Take a grizzly cape and cut it length wise into three pieces. Dye each a different color. I have a small patch of grizzly that I dyed claret. Nice ISO color!!
|06-27-2011 08:34 PM|
There are two basic types of dye. ACID and cool-aid. Acid will give you bright saturated color. Cool-aid is more pastel. Cool-aid is much easier.
For cool aid dye. Start with white feathers. First wash cape in warm soapy water...rise well. Heat coolaid in water solution. Turn off heat and insert cape. Let set a while. Color will vary with strength of cool-aid solution and amount of time cape is left in pot. Set color with a mild vinegar solution. Rinse well and allow to dry. Raspberry, lime and blueberry work well.
If it doen't work well...drink the cool-aid!
We chatted a lot on another flytying forum. (SOL) Do a search and it should come up.
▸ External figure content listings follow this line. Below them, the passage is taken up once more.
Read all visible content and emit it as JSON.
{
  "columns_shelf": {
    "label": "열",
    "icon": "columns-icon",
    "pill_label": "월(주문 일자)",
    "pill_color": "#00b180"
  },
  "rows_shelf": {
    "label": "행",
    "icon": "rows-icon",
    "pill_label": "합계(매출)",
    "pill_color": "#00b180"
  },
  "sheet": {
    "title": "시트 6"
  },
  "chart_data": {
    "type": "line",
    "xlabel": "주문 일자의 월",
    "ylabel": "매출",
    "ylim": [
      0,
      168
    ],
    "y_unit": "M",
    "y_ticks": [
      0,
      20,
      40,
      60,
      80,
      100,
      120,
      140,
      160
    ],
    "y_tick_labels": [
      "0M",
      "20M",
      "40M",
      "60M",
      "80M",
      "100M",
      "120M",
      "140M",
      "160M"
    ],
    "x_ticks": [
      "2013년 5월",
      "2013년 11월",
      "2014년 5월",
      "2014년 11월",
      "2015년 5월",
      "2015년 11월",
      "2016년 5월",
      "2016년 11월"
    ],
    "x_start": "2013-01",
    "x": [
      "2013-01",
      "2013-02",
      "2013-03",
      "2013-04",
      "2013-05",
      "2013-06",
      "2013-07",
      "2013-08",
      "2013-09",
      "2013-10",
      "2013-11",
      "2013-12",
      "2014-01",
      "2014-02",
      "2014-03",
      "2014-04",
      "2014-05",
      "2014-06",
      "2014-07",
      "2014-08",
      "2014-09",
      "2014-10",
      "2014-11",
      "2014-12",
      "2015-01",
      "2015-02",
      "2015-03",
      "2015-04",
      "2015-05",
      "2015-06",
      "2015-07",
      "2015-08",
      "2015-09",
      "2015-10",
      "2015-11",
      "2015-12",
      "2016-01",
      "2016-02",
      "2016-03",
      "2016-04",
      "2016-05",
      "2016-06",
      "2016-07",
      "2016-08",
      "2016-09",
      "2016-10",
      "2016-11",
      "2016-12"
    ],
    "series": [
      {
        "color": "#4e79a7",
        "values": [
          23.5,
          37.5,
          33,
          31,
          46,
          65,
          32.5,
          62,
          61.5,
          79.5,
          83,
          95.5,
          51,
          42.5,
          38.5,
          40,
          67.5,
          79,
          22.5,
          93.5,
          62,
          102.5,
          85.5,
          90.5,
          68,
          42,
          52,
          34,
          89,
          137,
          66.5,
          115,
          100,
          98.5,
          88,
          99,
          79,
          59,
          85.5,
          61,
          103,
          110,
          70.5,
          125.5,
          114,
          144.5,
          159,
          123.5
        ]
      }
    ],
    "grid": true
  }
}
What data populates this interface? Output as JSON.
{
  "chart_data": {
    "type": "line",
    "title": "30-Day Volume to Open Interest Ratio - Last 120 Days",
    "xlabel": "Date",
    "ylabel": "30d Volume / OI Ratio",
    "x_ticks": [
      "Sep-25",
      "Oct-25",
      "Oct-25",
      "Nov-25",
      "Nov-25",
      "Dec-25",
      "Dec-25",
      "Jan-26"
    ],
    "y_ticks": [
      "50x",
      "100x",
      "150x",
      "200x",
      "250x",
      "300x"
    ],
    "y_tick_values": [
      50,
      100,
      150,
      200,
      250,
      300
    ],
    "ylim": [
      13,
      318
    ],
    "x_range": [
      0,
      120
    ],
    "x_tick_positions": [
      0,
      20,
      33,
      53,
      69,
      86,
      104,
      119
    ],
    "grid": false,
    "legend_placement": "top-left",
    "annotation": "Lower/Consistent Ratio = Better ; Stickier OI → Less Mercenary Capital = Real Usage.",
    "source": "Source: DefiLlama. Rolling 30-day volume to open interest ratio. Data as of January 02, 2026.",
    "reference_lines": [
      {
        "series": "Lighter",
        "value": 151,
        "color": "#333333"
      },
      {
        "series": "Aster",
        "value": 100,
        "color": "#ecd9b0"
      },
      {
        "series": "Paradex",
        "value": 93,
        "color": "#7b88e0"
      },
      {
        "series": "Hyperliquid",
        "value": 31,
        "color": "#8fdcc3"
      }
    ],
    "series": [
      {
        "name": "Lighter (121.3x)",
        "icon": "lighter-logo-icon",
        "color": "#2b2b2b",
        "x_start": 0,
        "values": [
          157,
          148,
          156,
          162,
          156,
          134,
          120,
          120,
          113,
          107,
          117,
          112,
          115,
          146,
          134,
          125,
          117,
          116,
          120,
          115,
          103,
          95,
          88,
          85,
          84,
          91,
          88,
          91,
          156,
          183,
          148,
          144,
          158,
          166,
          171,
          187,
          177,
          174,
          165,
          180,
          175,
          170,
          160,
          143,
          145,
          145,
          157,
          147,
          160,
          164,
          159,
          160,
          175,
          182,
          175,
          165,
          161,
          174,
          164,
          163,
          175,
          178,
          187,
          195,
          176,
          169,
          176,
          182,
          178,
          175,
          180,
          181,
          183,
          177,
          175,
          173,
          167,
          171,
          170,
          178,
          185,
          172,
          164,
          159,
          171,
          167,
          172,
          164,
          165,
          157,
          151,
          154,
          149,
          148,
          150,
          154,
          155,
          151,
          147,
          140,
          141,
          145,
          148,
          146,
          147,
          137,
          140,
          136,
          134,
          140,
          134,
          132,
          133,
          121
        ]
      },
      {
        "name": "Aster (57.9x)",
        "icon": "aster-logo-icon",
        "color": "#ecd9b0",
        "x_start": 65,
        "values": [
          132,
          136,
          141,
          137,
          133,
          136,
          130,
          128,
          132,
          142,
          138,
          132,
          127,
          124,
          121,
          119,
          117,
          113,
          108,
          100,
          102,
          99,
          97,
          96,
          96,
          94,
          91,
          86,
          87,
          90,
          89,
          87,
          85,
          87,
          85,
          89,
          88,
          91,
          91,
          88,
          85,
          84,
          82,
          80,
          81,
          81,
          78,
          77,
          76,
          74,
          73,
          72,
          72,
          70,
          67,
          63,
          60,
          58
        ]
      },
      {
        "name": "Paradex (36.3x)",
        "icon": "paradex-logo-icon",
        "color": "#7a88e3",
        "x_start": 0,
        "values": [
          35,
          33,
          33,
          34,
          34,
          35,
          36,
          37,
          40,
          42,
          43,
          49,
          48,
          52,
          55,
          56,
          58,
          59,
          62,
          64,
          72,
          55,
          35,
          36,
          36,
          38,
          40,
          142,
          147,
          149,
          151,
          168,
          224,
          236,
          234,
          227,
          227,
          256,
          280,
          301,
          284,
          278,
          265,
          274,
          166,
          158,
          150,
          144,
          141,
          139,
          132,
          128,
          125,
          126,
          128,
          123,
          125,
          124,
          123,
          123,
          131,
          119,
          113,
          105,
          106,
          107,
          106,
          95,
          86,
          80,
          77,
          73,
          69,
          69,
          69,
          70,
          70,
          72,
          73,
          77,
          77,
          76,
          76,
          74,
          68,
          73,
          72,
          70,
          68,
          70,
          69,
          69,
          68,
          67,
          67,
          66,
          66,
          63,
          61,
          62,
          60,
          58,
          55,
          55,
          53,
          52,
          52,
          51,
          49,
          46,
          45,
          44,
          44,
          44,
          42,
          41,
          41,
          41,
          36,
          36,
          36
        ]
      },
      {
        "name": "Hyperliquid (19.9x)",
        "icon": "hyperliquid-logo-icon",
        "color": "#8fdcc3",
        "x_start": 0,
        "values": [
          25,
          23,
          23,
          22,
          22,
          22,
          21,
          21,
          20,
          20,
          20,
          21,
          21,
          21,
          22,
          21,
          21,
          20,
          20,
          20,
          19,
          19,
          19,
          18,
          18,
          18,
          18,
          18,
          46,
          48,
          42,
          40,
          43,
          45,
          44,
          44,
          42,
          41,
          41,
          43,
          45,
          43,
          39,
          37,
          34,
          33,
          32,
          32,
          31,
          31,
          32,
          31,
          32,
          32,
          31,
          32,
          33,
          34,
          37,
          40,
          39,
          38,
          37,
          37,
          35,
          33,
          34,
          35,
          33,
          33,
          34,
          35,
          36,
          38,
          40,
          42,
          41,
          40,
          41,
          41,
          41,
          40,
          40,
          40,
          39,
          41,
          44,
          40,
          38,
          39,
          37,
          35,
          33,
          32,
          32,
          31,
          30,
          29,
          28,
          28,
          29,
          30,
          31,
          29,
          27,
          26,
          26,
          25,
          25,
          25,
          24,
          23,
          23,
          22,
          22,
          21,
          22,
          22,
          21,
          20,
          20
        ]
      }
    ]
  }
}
Juro ...I hope it is OK to give Gregg this hint?
|06-27-2011 07:22 PM|
Hey Jim Miller,
Weight in on this one.
|06-27-2011 07:03 PM|
Not something you can casually dabble in, especially for small lots, proper dying requires a lot of experimentation to get results that are predictable.
|06-27-2011 12:31 AM|
Wellll, it's a bit difficult to get hackle these days, as I'm sure most of you know. I wanted to get several specific colors in grizzly, but no dice, they are not to be found, but I do have a full cape of natural grizzly. So why not dye some of it? Has anyone ever done that? And if so, what dye did you use and what should I be looking out for? Thanks for any ideas, insights, etc!